PhD student’s Arctic passion supported by three fellowships

Michele Remer receives three awards including the prestigious National Science Foundation Graduate Research Fellowship

Portrait of Michele Remer

Michele Remer, a first-year PhD student in the Center for Systems Integration and Sustainability (CSIS), will have her interests in the Arctic and the impacts on people and nature across the world supported by three competitive awards. 

Remer has accepted a prestigious National Science Foundation Graduate Research Fellowship (NSF_GRF). The fellowship provides three years of financial support with an annual stipend of $37,000. The fellowship was created to ensure the quality, vitality, and diversity of the scientific and engineering workforce of the United States.

“CSIS has been honored to host many NSF-GRFs. The NSF fellowship not only provides the financial support crucial to pursuing scientific frontiers, but also is a wonderful acknowledgment of the hard work and creativity students like Michele bring to their work,” said Jianguo “Jack” Liu. “We are very proud of her.”

Remer is part of a research team working on the NSF-funded Arctic Telecoupling Project which examines the interactive effects of multiple distant drivers on Arctic systems, exploring both local and global changes so both people and nature can thrive.

Her work there also will be supported with $2,000 from the Vera M. Wallach Fellowship which recognizes graduate students conducting Arctic and Antarctic research with emphasis on the protection and preservation of wildlife in those regions.

She also has been awarded the $2,500 John Peters and Marietta Peters Fisheries and Wildlife Fellowship which recognizes a student committed to the study of aquatic biology related to fisheries and wetlands resources; an interest in the protection and management of aquatic habitats dealing with issues related to physical changes of channels; water quality; and/or the allocation of water resources. 

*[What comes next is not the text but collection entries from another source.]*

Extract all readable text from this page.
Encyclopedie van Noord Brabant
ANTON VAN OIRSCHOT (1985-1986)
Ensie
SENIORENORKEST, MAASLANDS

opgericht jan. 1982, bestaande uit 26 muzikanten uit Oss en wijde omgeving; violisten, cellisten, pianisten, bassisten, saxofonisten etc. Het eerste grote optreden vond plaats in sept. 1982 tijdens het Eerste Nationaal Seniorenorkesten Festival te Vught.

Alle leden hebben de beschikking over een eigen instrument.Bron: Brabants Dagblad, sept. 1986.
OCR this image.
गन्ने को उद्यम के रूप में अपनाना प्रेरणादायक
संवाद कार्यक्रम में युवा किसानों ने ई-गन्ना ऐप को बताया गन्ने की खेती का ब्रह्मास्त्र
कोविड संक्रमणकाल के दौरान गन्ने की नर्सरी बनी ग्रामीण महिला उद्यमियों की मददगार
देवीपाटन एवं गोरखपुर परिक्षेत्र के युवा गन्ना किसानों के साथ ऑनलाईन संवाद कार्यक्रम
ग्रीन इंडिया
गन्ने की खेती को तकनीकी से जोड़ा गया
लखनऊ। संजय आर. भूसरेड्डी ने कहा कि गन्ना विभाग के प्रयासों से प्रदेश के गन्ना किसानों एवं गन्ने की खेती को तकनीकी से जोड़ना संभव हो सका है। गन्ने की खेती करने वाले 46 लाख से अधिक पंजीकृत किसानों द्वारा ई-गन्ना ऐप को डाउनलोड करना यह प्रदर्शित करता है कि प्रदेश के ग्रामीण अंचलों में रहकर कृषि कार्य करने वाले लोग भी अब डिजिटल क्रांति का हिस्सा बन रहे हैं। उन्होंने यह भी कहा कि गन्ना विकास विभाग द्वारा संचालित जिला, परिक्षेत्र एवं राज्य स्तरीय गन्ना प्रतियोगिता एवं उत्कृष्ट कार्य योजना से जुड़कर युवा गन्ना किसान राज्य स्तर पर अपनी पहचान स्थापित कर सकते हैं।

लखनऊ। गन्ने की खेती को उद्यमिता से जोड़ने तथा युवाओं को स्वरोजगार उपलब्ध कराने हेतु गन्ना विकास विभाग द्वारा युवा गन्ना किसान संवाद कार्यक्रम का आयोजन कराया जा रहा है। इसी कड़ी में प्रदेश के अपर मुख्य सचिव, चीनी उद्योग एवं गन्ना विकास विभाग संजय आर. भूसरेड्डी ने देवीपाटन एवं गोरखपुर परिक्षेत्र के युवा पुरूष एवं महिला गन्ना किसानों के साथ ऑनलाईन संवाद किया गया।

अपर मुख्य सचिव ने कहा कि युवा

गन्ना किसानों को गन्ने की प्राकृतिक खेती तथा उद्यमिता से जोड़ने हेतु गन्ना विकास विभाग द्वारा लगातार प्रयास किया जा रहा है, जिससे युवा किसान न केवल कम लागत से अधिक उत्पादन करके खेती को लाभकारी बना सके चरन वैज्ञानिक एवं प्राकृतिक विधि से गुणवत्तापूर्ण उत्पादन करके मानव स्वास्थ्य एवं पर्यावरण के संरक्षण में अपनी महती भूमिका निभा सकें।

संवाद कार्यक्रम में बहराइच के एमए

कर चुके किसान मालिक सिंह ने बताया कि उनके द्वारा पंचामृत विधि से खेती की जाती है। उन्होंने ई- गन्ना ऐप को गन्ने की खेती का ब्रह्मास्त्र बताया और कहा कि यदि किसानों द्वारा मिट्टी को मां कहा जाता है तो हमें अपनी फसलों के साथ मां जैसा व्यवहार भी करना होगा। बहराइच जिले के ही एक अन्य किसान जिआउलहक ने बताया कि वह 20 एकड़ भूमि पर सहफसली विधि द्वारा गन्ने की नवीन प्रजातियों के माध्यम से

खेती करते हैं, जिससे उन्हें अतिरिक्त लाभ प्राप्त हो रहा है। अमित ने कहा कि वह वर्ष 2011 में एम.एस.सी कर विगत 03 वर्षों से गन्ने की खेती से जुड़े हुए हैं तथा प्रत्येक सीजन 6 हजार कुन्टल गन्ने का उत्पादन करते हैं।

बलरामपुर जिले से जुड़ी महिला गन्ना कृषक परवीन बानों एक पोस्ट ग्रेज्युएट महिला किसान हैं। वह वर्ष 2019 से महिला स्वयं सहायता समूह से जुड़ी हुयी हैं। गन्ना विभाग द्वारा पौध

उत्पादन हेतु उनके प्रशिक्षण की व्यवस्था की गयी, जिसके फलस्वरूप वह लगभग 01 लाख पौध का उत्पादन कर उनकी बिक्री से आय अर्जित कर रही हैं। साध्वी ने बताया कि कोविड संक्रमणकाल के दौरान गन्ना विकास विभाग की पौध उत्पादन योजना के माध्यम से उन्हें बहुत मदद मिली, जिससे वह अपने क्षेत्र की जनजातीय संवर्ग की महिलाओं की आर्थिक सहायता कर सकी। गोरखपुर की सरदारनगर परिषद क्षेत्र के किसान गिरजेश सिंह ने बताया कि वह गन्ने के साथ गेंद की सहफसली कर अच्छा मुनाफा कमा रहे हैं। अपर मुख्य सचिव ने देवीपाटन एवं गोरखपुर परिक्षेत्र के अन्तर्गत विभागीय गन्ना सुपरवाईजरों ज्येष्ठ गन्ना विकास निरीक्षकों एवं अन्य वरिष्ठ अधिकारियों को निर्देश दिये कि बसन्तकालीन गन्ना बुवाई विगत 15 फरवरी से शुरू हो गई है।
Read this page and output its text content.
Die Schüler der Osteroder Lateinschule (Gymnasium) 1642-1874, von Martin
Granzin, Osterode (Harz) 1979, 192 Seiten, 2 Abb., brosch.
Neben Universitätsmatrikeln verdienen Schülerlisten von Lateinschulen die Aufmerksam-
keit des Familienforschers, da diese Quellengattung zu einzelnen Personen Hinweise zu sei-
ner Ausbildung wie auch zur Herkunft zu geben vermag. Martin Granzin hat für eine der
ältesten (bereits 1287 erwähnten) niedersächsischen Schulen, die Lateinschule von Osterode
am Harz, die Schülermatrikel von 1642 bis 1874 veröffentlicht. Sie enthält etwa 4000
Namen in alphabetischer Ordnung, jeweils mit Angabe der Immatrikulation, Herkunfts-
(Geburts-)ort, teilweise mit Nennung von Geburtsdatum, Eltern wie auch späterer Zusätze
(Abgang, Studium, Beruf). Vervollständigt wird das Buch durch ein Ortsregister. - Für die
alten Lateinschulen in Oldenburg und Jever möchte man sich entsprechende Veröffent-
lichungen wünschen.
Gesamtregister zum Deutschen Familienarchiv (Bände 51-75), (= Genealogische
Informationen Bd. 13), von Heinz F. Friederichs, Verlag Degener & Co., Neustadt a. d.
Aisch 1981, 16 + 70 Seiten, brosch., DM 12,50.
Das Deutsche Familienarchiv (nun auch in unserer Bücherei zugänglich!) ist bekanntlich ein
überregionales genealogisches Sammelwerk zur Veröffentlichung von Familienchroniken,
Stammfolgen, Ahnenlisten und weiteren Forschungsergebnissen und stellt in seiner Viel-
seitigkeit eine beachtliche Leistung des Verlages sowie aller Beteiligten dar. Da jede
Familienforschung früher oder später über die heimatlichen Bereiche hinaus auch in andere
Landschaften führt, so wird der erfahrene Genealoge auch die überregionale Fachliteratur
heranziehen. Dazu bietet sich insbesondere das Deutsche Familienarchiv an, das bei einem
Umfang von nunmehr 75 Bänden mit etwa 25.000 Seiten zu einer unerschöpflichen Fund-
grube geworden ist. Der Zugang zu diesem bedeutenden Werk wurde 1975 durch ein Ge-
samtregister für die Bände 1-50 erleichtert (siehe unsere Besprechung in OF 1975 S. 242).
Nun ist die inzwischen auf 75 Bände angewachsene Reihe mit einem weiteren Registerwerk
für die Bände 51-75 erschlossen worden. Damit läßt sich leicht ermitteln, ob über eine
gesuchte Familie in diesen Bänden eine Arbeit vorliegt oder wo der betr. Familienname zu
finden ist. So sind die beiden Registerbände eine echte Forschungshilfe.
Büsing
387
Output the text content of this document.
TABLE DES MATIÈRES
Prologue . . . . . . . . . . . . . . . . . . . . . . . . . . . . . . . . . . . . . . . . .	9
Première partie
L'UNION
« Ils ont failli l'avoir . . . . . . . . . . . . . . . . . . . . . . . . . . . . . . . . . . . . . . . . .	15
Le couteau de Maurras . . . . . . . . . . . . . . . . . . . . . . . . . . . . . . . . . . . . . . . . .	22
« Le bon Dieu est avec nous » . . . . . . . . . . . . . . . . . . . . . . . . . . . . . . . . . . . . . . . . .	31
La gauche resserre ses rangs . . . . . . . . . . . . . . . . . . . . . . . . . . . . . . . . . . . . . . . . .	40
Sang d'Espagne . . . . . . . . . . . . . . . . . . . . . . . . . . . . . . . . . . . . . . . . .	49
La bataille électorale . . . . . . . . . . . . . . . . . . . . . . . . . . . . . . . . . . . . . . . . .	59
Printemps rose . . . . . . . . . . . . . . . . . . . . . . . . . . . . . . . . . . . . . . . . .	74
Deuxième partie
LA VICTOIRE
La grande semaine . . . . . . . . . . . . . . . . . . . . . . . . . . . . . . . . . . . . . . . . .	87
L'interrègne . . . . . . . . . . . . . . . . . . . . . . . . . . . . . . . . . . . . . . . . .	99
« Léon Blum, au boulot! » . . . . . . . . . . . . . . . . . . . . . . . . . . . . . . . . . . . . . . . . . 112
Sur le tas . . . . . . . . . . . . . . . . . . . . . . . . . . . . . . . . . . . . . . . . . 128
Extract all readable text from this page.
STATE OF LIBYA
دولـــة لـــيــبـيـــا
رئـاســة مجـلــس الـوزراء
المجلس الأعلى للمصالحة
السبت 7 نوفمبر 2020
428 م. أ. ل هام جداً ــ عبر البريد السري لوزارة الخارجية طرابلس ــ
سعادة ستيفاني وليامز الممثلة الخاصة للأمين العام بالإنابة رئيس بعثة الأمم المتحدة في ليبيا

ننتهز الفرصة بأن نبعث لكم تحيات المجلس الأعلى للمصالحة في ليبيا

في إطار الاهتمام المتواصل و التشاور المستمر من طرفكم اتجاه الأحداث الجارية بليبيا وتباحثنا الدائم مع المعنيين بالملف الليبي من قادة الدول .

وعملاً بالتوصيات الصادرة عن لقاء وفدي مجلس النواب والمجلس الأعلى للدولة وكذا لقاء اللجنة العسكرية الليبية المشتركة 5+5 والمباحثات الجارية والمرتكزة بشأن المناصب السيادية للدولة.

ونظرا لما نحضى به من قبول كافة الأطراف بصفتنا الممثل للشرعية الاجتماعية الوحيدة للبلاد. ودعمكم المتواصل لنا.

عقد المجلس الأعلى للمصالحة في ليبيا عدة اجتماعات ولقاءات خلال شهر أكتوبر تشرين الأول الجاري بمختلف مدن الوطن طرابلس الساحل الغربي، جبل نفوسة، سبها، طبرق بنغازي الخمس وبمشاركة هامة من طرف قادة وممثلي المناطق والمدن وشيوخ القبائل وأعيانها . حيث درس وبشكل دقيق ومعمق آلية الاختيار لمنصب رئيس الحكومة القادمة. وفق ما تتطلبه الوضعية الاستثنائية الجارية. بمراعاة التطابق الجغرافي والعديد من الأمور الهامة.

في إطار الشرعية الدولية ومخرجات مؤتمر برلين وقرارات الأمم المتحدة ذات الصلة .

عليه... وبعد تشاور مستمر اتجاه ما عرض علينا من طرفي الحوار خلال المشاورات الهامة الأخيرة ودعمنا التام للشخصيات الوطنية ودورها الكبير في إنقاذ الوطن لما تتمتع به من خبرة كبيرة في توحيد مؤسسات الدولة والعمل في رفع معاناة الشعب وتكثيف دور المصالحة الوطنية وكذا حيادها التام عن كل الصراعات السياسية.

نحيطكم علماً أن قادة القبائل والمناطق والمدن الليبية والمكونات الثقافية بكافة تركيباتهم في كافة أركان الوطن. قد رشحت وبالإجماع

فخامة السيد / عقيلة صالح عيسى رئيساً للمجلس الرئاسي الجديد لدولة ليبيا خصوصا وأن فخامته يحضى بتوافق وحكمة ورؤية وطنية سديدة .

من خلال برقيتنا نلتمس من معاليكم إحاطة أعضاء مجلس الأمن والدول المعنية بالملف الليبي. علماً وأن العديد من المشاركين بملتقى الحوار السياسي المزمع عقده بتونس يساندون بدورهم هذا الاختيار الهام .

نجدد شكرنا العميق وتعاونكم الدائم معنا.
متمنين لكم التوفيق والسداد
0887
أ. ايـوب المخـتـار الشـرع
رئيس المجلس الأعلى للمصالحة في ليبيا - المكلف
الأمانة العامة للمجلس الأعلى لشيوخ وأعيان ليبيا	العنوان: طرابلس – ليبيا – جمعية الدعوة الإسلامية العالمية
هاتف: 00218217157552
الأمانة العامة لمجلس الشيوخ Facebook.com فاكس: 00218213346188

Remer started at Michigan State as a Demmer Scholar in Washington, D.C., during the summer of 2022 and is in the Fisheries and Wildlife department and the Environmental Science and Policy program.

Remer is researching coupled human and natural systems (CHANS) and is broadly studying dynamic telecouplings in the Arctic before, during, and after the COVID-19 pandemic. She has already published a peer-reviewed paper on these important issues. Growing up in North Dakota near the Canadian border and mapping Alaska’s wetlands in a previous job has made her interested in researching colder climates to protect these particularly vulnerable natural areas.